Il prévoit une augmentation salariale de 4,3% à partir du 1er avril 2018 et une hausse en deux temps d’autres éléments de rémunération :

– Un versement unique de 100 euros pour la période janvier-mars 2018 (70 euros pour les apprentis)

– Le versement d’un supplément équivalent à 27,5% du salaire mensuel moyen (1 454 euros), soit 400 euros sera versé à tous les salariés au 1er juillet 2019. Pour les salariés ayant un enfant de 8 ans au plus et pour ceux exerçant des activités très pénibles, à la place de ce versement de 400 euros, il sera possible de prendre 8 jours de congés supplémentaires. Pour bénéficier de cette mesure, les travailleurs postés devront justifier d’une ancienneté située entre 5 et 15 ans selon le type d’horaires pratiqués.

Pour les entreprises, l’accord permet une augmentation possible du temps de travail de 35h à 40h, sur la base du volontariat, pour une part accrue de salariés (50% de l’effectif, contre 18% jusqu’ici), l’objectif étant de permettre aux entreprises de pallier le manque de compétences.

La réduction individuelle temporaire du temps de travail : quelle réalité ?

La vraie nouveauté de l’accord du 6 février est un droit au retour à temps plein pour les salariés ayant réduit temporairement leur temps de travail. Ce principe était vivement contesté par le patronat, pour lequel les raisons sociales de la réduction du temps de travail étaient une question de politique sociale et non de conventions collectives.

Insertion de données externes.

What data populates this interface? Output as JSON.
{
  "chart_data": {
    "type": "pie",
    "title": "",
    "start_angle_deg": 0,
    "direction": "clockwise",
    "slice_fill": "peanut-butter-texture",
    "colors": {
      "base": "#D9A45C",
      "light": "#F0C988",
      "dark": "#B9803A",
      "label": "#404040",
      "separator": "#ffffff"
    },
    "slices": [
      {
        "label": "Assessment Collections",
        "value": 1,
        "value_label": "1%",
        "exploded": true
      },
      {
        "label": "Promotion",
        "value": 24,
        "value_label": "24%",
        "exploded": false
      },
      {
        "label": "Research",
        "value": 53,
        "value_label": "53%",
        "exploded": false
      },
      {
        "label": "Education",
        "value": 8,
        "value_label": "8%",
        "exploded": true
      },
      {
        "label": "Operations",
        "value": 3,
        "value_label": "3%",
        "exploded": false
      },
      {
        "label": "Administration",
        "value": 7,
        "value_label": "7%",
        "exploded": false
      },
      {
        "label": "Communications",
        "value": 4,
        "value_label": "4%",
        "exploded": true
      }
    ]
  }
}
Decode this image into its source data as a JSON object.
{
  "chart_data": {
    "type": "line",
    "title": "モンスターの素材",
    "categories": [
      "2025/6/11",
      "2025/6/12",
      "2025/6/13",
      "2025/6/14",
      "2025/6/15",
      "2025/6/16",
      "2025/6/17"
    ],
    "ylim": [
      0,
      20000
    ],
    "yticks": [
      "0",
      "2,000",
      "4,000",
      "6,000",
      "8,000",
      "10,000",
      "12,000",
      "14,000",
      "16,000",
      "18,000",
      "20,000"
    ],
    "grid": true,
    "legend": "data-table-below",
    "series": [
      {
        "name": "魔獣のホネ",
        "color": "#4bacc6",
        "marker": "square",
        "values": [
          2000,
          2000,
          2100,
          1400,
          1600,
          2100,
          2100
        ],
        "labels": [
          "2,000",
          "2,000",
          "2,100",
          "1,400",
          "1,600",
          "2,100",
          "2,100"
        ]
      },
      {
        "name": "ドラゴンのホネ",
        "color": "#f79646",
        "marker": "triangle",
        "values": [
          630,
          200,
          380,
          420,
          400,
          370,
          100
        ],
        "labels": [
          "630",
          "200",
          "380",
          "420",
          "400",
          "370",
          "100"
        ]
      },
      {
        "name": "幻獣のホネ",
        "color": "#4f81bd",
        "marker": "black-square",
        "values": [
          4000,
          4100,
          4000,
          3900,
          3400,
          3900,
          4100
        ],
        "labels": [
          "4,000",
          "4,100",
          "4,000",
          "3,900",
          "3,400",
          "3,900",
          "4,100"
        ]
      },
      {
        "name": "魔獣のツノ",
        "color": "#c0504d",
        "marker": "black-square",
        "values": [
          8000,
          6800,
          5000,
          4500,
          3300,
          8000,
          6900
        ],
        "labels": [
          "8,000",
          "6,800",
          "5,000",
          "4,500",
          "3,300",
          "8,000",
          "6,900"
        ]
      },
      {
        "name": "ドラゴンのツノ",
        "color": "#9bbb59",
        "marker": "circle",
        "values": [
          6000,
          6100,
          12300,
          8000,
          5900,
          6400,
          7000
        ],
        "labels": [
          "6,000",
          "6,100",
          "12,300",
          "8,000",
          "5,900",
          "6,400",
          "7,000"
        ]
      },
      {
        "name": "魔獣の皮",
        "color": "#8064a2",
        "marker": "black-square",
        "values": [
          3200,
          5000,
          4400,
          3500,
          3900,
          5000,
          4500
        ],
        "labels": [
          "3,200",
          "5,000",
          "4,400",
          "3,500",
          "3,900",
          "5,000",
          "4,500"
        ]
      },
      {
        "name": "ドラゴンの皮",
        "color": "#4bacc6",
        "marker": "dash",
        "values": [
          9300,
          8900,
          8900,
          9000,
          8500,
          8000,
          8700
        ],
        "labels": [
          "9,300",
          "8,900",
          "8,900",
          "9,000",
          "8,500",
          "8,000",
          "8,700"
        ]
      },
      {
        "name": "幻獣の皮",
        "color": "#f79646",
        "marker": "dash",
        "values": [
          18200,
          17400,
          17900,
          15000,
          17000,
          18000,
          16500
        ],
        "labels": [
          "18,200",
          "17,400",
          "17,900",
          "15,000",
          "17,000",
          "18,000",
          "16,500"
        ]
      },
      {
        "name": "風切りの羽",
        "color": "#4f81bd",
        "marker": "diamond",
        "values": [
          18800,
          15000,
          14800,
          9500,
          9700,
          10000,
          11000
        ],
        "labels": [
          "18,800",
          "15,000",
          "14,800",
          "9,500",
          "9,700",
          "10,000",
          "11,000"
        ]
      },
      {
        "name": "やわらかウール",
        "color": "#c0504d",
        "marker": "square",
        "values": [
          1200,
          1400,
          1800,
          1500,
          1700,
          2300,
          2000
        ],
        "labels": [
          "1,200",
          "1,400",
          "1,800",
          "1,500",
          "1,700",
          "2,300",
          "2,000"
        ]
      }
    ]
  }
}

En revanche, la compensation de 200 euros par mois pour les travailleurs postés et les salariés ayant des enfants en bas âge ou des parents dépendants, demandée par IG Metall pour que la RTT à 28h bénéficie à tous, a été vivement combattue par les employeurs et n’a pas abouti. Deux éléments ont motivé leur refus : le coût d’une telle mesure (près de 14% du salaire mensuel moyen pour une RTT de 20%, soit une quasi compensation pour les salaires les plus faibles) et le risque juridique, cette mesure pouvant être perçue comme une source de discrimination. Le versement unique de 400 euros est bien loin de ce niveau, notamment parce qu’il bénéficie à tous. Mais surtout, déconnectée de la réduction individuelle du temps de travail, la mesure n’est pas de même nature que celle revendiquée par IG Metall. Elle révèle la difficulté à compenser des formes de réduction individuelle du temps de travail.

Dans ces conditions, la question de la réalité de la réduction individuelle temporaire du temps de travail à 28 heures se pose. L’enquête d’IG Metall rappelle que les préoccupations salariales restent une priorité pour la plupart des salariés. Par conséquent, il est possible que l’on assiste à des réductions du temps de travail limitées, particulièrement pour les salariés les moins payés, pour ne pas subir une baisse de rémunération trop marquée (au niveau du salaire moyen, l’augmentation de 4,3% représente un supplément de salaire mensuel d’environ 60 euros).

Les employeurs ont réussi à neutraliser les effets de cette réduction individuelle temporaire du temps de travail jusqu’à 28 heures sur le temps de travail moyen par salarié. Le calibrage de la mesure implique qu’il est peu probable que la limite de 10% de l’effectif réduisant son temps de travail jusqu’à 28 heures soit atteinte. Même si c’était le cas, le supplément d’heures supplémentaires résultant de l’accord reste théoriquement supérieur aux heures de RTT qui en découlent potentiellement. Et les corridors de temps de travail (bornes basses et hautes de la modulation), les comptes épargne-temps et les heures supplémentaires non payées (dont la progression au cours des dernières années est dénoncée par IG Metall) permettraient aux employeurs d’en limiter le coût. En revanche, le taux de chômage au plus bas depuis la réunification et la pénurie de main d’œuvre pour certaines compétences pourraient inciter les entreprises à accroître les heures supplémentaires.

En conclusion, l’accord signé est un accord salarial et de souplesse dans la gestion du temps de travail. Il apporte à l’organisation des temps de travail, sous deux dimensions : l’individualisation des pratiques (à la baisse comme à la hausse) et la gestion du temps de travail tout au long de la vie, selon les contraintes fluctuantes des salariés dans leur vie personnelle.